Specifically Targeting Capture and Photoinactivation of Viruses through Phosphatidylcholine-Ganglioside Vesicles with Photosensitizer.

Herein, we performed a simple virus capture and photoinactivation procedure using visible light on phosphatidylcholine vesicles. l-α-Phosphatidylcholine vesicles were enriched by viral receptors, GT1b gangliosides, and the nonpolar photosensitizer 5,10,15,20-tetraphenylporphyrin.
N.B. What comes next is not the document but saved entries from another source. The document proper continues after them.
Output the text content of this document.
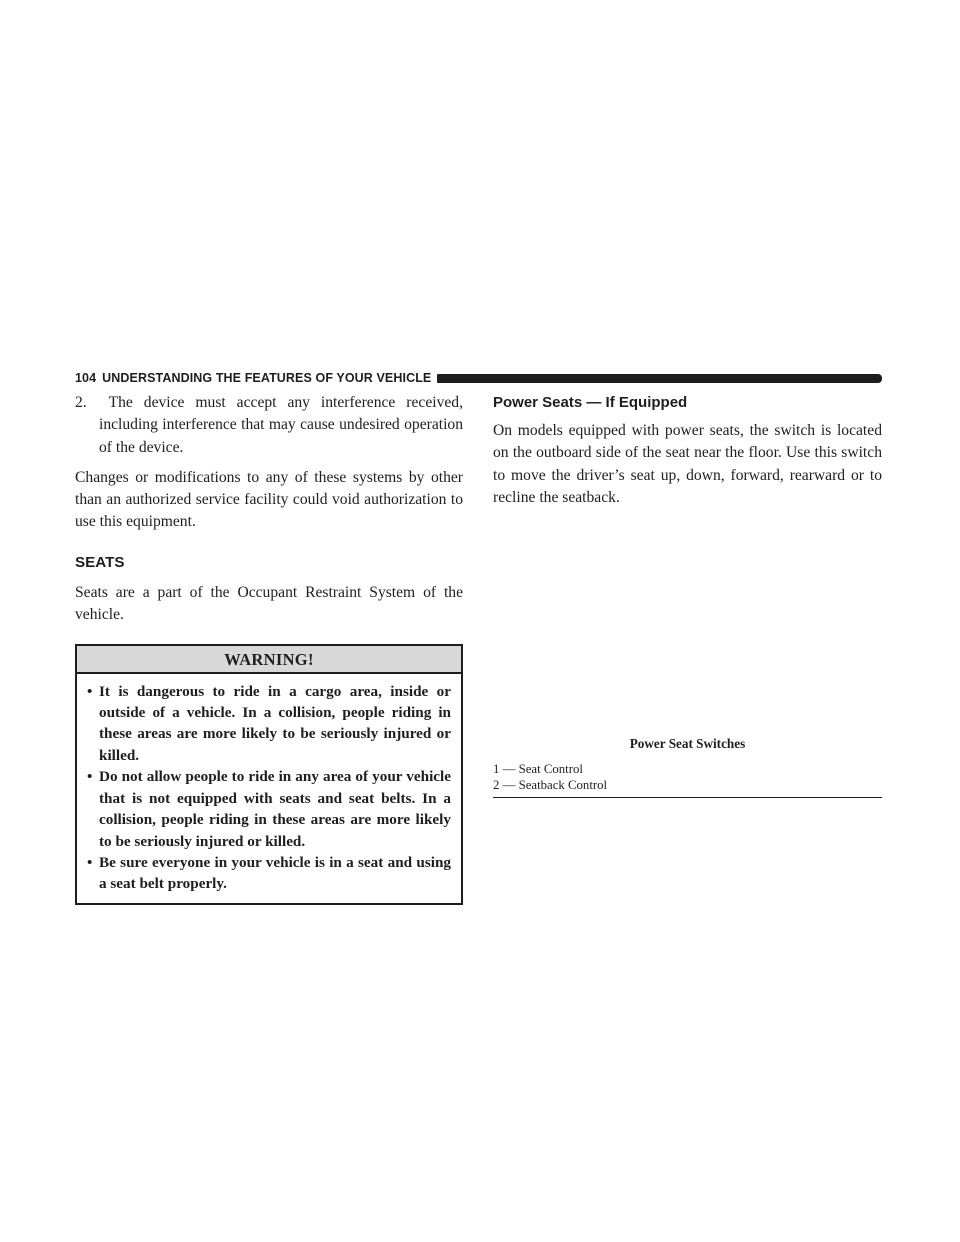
104 UNDERSTANDING THE FEATURES OF YOUR VEHICLE

2. The device must accept any interference received, including interference that may cause undesired operation of the device.

Changes or modifications to any of these systems by other than an authorized service facility could void authorization to use this equipment.

SEATS

Seats are a part of the Occupant Restraint System of the vehicle.

WARNING!

• It is dangerous to ride in a cargo area, inside or outside of a vehicle. In a collision, people riding in these areas are more likely to be seriously injured or killed.

• Do not allow people to ride in any area of your vehicle that is not equipped with seats and seat belts. In a collision, people riding in these areas are more likely to be seriously injured or killed.

• Be sure everyone in your vehicle is in a seat and using a seat belt properly.

Power Seats — If Equipped

On models equipped with power seats, the switch is located on the outboard side of the seat near the floor. Use this switch to move the driver’s seat up, down, forward, rearward or to recline the seatback.

Power Seat Switches

1 — Seat Control
2 — Seatback Control
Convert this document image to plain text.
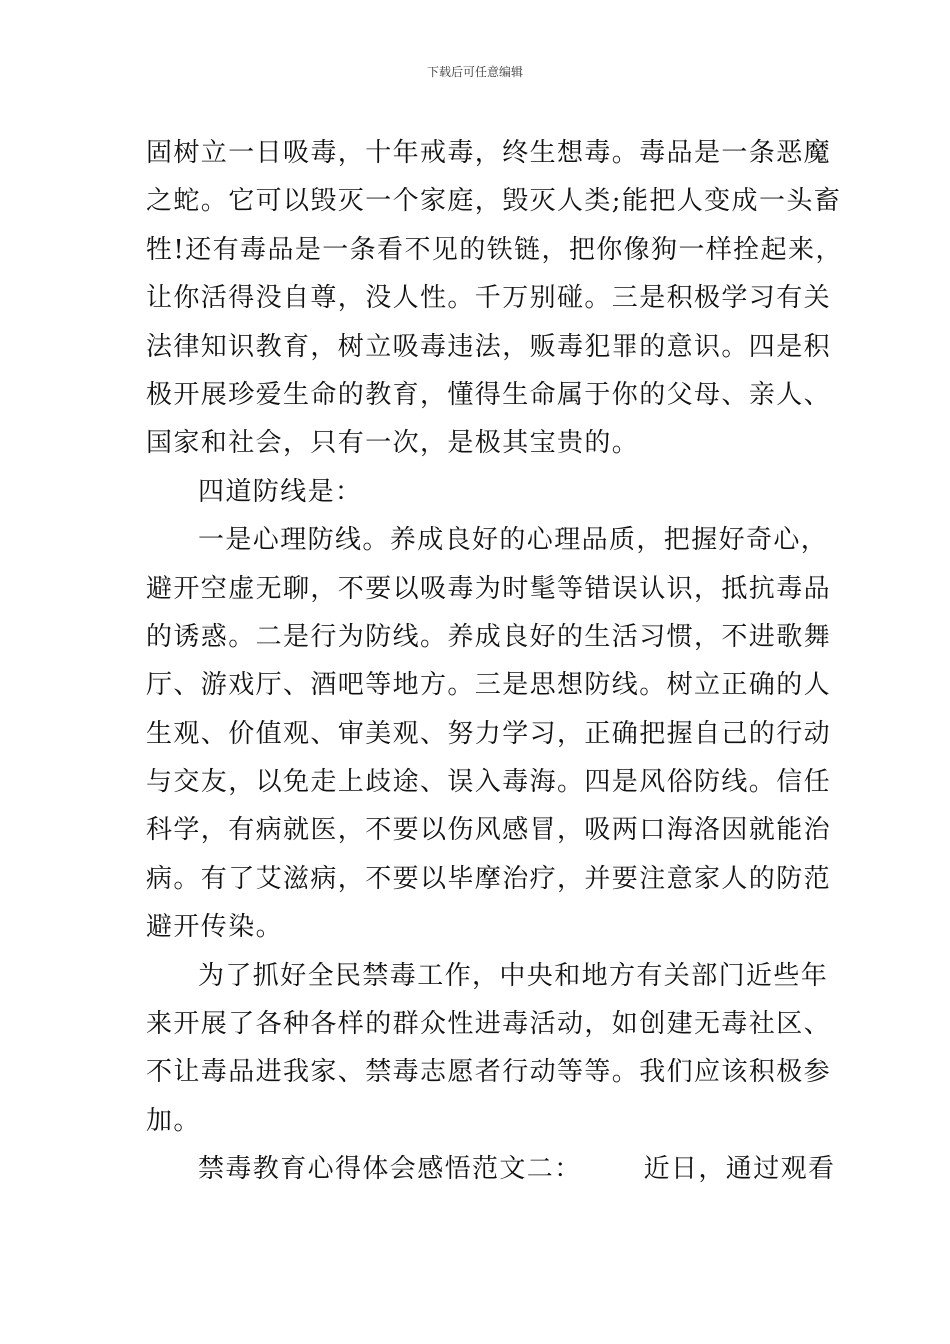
下载后可任意编辑
固树立一日吸毒，十年戒毒，终生想毒。毒品是一条恶魔
之蛇。它可以毁灭一个家庭，毁灭人类;能把人变成一头畜
牲!还有毒品是一条看不见的铁链，把你像狗一样拴起来，
让你活得没自尊，没人性。千万别碰。三是积极学习有关
法律知识教育，树立吸毒违法，贩毒犯罪的意识。四是积
极开展珍爱生命的教育，懂得生命属于你的父母、亲人、
国家和社会，只有一次，是极其宝贵的。
四道防线是：
一是心理防线。养成良好的心理品质，把握好奇心，
避开空虚无聊，不要以吸毒为时髦等错误认识，抵抗毒品
的诱惑。二是行为防线。养成良好的生活习惯，不进歌舞
厅、游戏厅、酒吧等地方。三是思想防线。树立正确的人
生观、价值观、审美观、努力学习，正确把握自己的行动
与交友，以免走上歧途、误入毒海。四是风俗防线。信任
科学，有病就医，不要以伤风感冒，吸两口海洛因就能治
病。有了艾滋病，不要以毕摩治疗，并要注意家人的防范
避开传染。
为了抓好全民禁毒工作，中央和地方有关部门近些年
来开展了各种各样的群众性进毒活动，如创建无毒社区、
不让毒品进我家、禁毒志愿者行动等等。我们应该积极参
加。
禁毒教育心得体会感悟范文二： 近日，通过观看
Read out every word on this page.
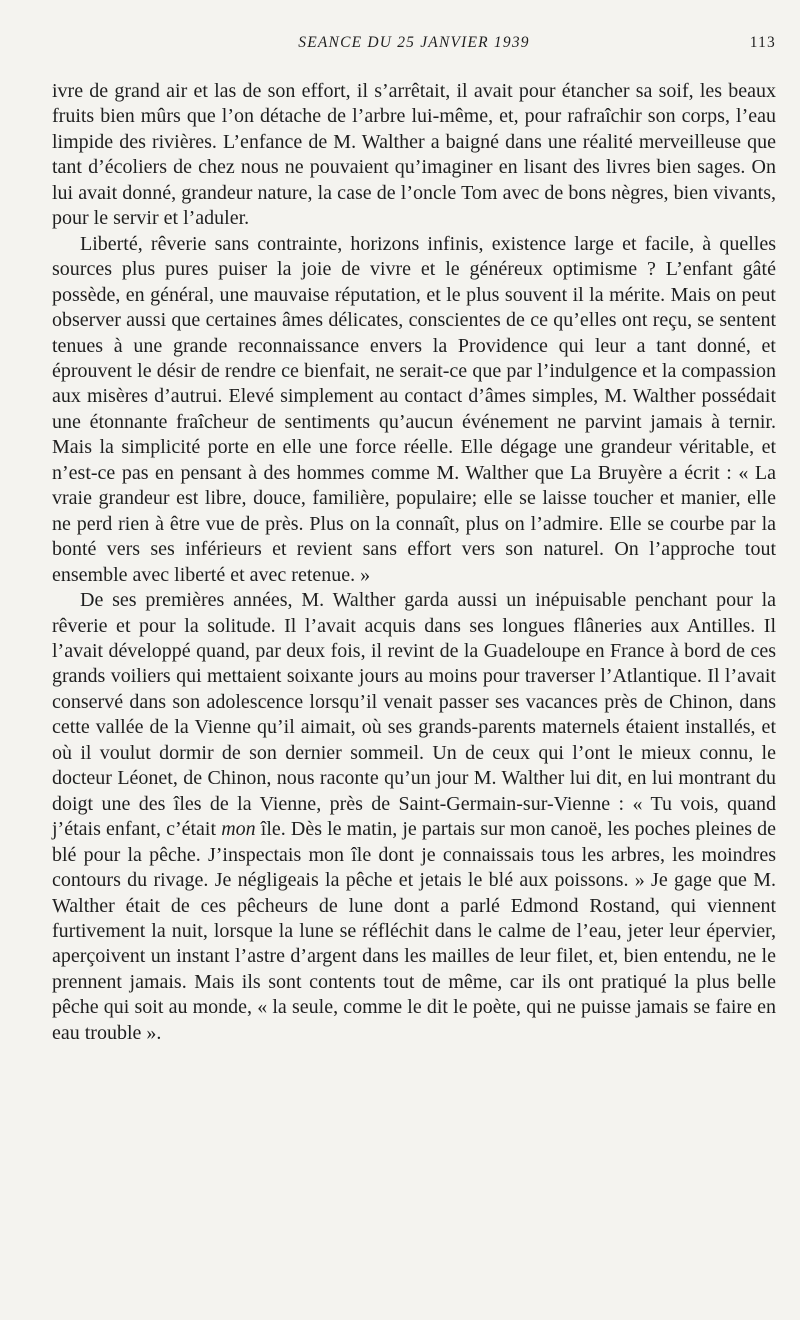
SEANCE DU 25 JANVIER 1939	113

ivre de grand air et las de son effort, il s’arrêtait, il avait pour étancher sa soif, les beaux fruits bien mûrs que l’on détache de l’arbre lui-même, et, pour rafraîchir son corps, l’eau limpide des rivières. L’enfance de M. Walther a baigné dans une réalité merveilleuse que tant d’écoliers de chez nous ne pouvaient qu’imaginer en lisant des livres bien sages. On lui avait donné, grandeur nature, la case de l’oncle Tom avec de bons nègres, bien vivants, pour le servir et l’aduler.

Liberté, rêverie sans contrainte, horizons infinis, existence large et facile, à quelles sources plus pures puiser la joie de vivre et le généreux optimisme ? L’enfant gâté possède, en général, une mauvaise réputation, et le plus souvent il la mérite. Mais on peut observer aussi que certaines âmes délicates, conscientes de ce qu’elles ont reçu, se sentent tenues à une grande reconnaissance envers la Providence qui leur a tant donné, et éprouvent le désir de rendre ce bienfait, ne serait-ce que par l’indulgence et la compassion aux misères d’autrui. Elevé simplement au contact d’âmes simples, M. Walther possédait une étonnante fraîcheur de sentiments qu’aucun événement ne parvint jamais à ternir. Mais la simplicité porte en elle une force réelle. Elle dégage une grandeur véritable, et n’est-ce pas en pensant à des hommes comme M. Walther que La Bruyère a écrit : « La vraie grandeur est libre, douce, familière, populaire; elle se laisse toucher et manier, elle ne perd rien à être vue de près. Plus on la connaît, plus on l’admire. Elle se courbe par la bonté vers ses inférieurs et revient sans effort vers son naturel. On l’approche tout ensemble avec liberté et avec retenue. »

De ses premières années, M. Walther garda aussi un inépuisable penchant pour la rêverie et pour la solitude. Il l’avait acquis dans ses longues flâneries aux Antilles. Il l’avait développé quand, par deux fois, il revint de la Guadeloupe en France à bord de ces grands voiliers qui mettaient soixante jours au moins pour traverser l’Atlantique. Il l’avait conservé dans son adolescence lorsqu’il venait passer ses vacances près de Chinon, dans cette vallée de la Vienne qu’il aimait, où ses grands-parents maternels étaient installés, et où il voulut dormir de son dernier sommeil. Un de ceux qui l’ont le mieux connu, le docteur Léonet, de Chinon, nous raconte qu’un jour M. Walther lui dit, en lui montrant du doigt une des îles de la Vienne, près de Saint-Germain-sur-Vienne : « Tu vois, quand j’étais enfant, c’était mon île. Dès le matin, je partais sur mon canoë, les poches pleines de blé pour la pêche. J’inspectais mon île dont je connaissais tous les arbres, les moindres contours du rivage. Je négligeais la pêche et jetais le blé aux poissons. » Je gage que M. Walther était de ces pêcheurs de lune dont a parlé Edmond Rostand, qui viennent furtivement la nuit, lorsque la lune se réfléchit dans le calme de l’eau, jeter leur épervier, aperçoivent un instant l’astre d’argent dans les mailles de leur filet, et, bien entendu, ne le prennent jamais. Mais ils sont contents tout de même, car ils ont pratiqué la plus belle pêche qui soit au monde, « la seule, comme le dit le poète, qui ne puisse jamais se faire en eau trouble ».
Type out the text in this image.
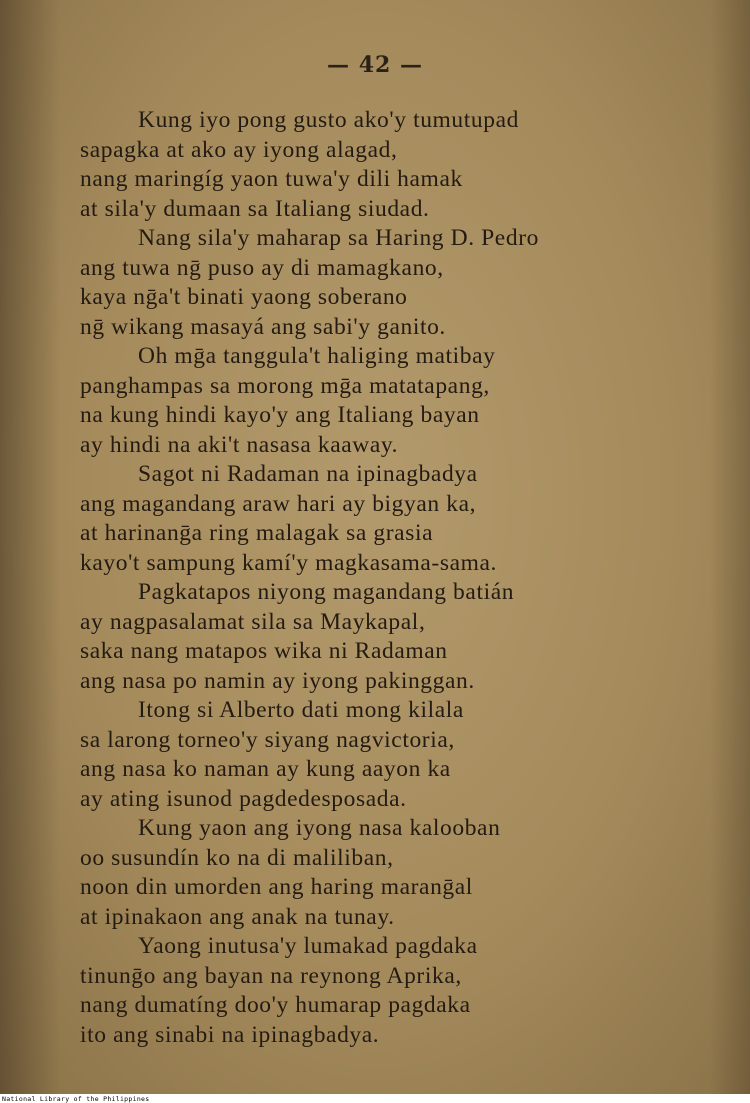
— 42 —
Kung iyo pong gusto ako'y tumutupad
sapagka at ako ay iyong alagad,
nang maringíg yaon tuwa'y dili hamak
at sila'y dumaan sa Italiang siudad.
Nang sila'y maharap sa Haring D. Pedro
ang tuwa nḡ puso ay di mamagkano,
kaya nḡa't binati yaong soberano
nḡ wikang masayá ang sabi'y ganito.
Oh mḡa tanggula't haliging matibay
panghampas sa morong mḡa matatapang,
na kung hindi kayo'y ang Italiang bayan
ay hindi na aki't nasasa kaaway.
Sagot ni Radaman na ipinagbadya
ang magandang araw hari ay bigyan ka,
at harinanḡa ring malagak sa grasia
kayo't sampung kamí'y magkasama-sama.
Pagkatapos niyong magandang batián
ay nagpasalamat sila sa Maykapal,
saka nang matapos wika ni Radaman
ang nasa po namin ay iyong pakinggan.
Itong si Alberto dati mong kilala
sa larong torneo'y siyang nagvictoria,
ang nasa ko naman ay kung aayon ka
ay ating isunod pagdedesposada.
Kung yaon ang iyong nasa kalooban
oo susundín ko na di maliliban,
noon din umorden ang haring maranḡal
at ipinakaon ang anak na tunay.
Yaong inutusa'y lumakad pagdaka
tinunḡo ang bayan na reynong Aprika,
nang dumatíng doo'y humarap pagdaka
ito ang sinabi na ipinagbadya.
National Library of the Philippines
These vesicles absorb in the blue region of visible light with a high quantum yield of antiviral singlet oxygen, O 2 ( 1 Δ g ). Through the successful incorporation of gangliosides into the structure of vesicles and the encapsulation of photosensitizers in their photoactive and monomeric state, the photogeneration of O 2 ( 1 Δ g ) was achieved with high efficiency on demand; this process was triggered by light, and specifically targeting/inactivating viruses were captured on ganglioside receptors due to the short lifetime (3.3 μs) and diffusion pathway (approximately 100 nm) of O 2 ( 1 Δ g ). Time-resolved and steady-state luminescence as well as absorption spectroscopy were used to monitor the photoactivity of the photosensitizer and the photogeneration of O 2 ( 1 Δ g ) on the surface of the vesicles. The capture of model mouse polyomavirus and its inactivation were achieved using immunofluorescence methods, and loss of infectivity toward mouse fibroblast 3T6 cells was detected.